Materials scientists say they have taken a nearly 300-year-old stash of toxic waste—spherical lead bullets from the 16th and 17th centuries, stained with carbon residue, metal impurities and dull oxidation—and turned them into a critical component for solar panels.
And not just any solar panels, but perovskite solar panels: one of the most Affordable and energy efficient forms of solar energy on the market today.
Researchers at the Jülich Research Center in Erlangen, Germany, said their new technique turns highly contaminated lead bullets into the high-purity, commercial-grade lead iodide needed in bulk to produce the best of these perovskite solar cells. The team’s results produced solar panels capable of converting sunlight into electricity with a competitive efficiency of 21%. for contexttopline perovskite solar cells made with cleaner starting ingredients currently harvest energy at just over 27% efficiency.
“Perovskite solar cells are based on high-purity lead iodide,” said physicist and study co-author Ian Marius Peters. post on LinkedIn sharing your research“but lead is both toxic and resource-intensive to produce and refine.”
“Millions of tons of lead exist in waste streams that are no longer being used,” Peters said. “This work shows that toxic legacy waste can be turned into a clean energy source.”
Remove the leader
Peters and his colleagues first chose this pile of time-destroyed ammunition from Renaissance muskets and arquebuses as a proof of concept for their new method. According to their new study, has been published This March in the journal Cell Reports Physical Science, they bought “pieces of a musket ball” (like you, probably) from someone on eBay.
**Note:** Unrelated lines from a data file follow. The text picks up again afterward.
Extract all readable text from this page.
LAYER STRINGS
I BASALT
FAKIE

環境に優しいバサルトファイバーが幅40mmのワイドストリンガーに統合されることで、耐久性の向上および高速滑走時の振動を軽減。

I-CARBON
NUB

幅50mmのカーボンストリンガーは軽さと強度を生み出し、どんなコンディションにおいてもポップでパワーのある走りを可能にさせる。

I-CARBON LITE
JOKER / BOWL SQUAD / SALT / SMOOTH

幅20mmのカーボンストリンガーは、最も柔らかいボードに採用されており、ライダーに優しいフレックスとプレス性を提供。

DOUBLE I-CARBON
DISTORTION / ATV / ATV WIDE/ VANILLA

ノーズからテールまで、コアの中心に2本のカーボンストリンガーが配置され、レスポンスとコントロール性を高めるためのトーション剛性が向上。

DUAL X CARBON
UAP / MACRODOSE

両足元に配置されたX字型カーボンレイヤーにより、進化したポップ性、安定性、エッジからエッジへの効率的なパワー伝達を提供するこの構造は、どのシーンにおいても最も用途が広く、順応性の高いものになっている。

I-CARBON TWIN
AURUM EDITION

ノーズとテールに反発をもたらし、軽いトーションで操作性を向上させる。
They wrote that the bullets were deliberately chosen as “extraordinarily difficult model raw materials” for the production of high-purity lead iodide. They did this, in other words, to clearly prove that their process would work on really dirty old lead full of chemical impurities.
Their improvement method consists of two main steps. First, two electrodes made of melted and reshaped lead bullets were immersed in a mixture of acetonitrile solvent and dissolved iodine with an electric current passing through this liquid bath. The process produced lead iodide of remarkably high purity, according to the team. The team also noted that this new method also has environmental benefits, limiting chemical use and producing less lead-contaminated wastewater.
In a second step, this mustard yellow and highly pure lead iodide powder was used to grow perovskite crystals. technique known as inverse temperature crystallization – it uses heat rather than cold to induce the correct formation of molecules and crystal forms.
According to Peters, this inexpensive refinement method yielded perovskite solar cells that were “statistically indistinguishable from devices made with commercial 5N precursors.” (5N here is industry jargon for a material with 99.999% purity. If you believe that, and I’ll admit I struggle myself, 5N short for “five to nine”.)
Closing the loop
The researchers said they implemented the project as a means of capturing the “estimated 30% to 40% of lead waste” that is effectively abandoned at the end of the industrial life cycle. To increase the production of perovskite solar cells (PSCs), an entirely new system similar to the efficient recycling of lead-acid car batteries will be needed.
“Sustainable lead sources are essential for scaling up PSCs,” the authors wrote.
Perovskites are a broad category of solar cells that don’t necessarily require lead in their crystalline structure to function, but lead-based versions have proven to be the most efficient at converting sunlight into electricity.
“Over time, lead-based devices continue to improve their performance,” said Tonio Buonassisi, director of MIT’s Photovoltaic Research Laboratory. he said In 2022, MIT News stated that “none of the other compositions came close in terms of electronic performance.”
According to Buonassisi, lead halide perovskite solar cells have been the focus of perovskite researchers for more than a decade. Among the material’s many advantages over traditional silicon-based solar panels, perovskites can be easily woven. fabric-like solar cells made of incredibly light and flexible polymer materials. Hybrid perovskite-silicon solar panels can also be made by mixing perovskites. achieved an impressive 36% efficiency, greater than either.
“You can mix and match atoms and molecules into a structure,” noted Buonassi. “Perovskites are highly tuned as their own kind of adventure in crystal structure.”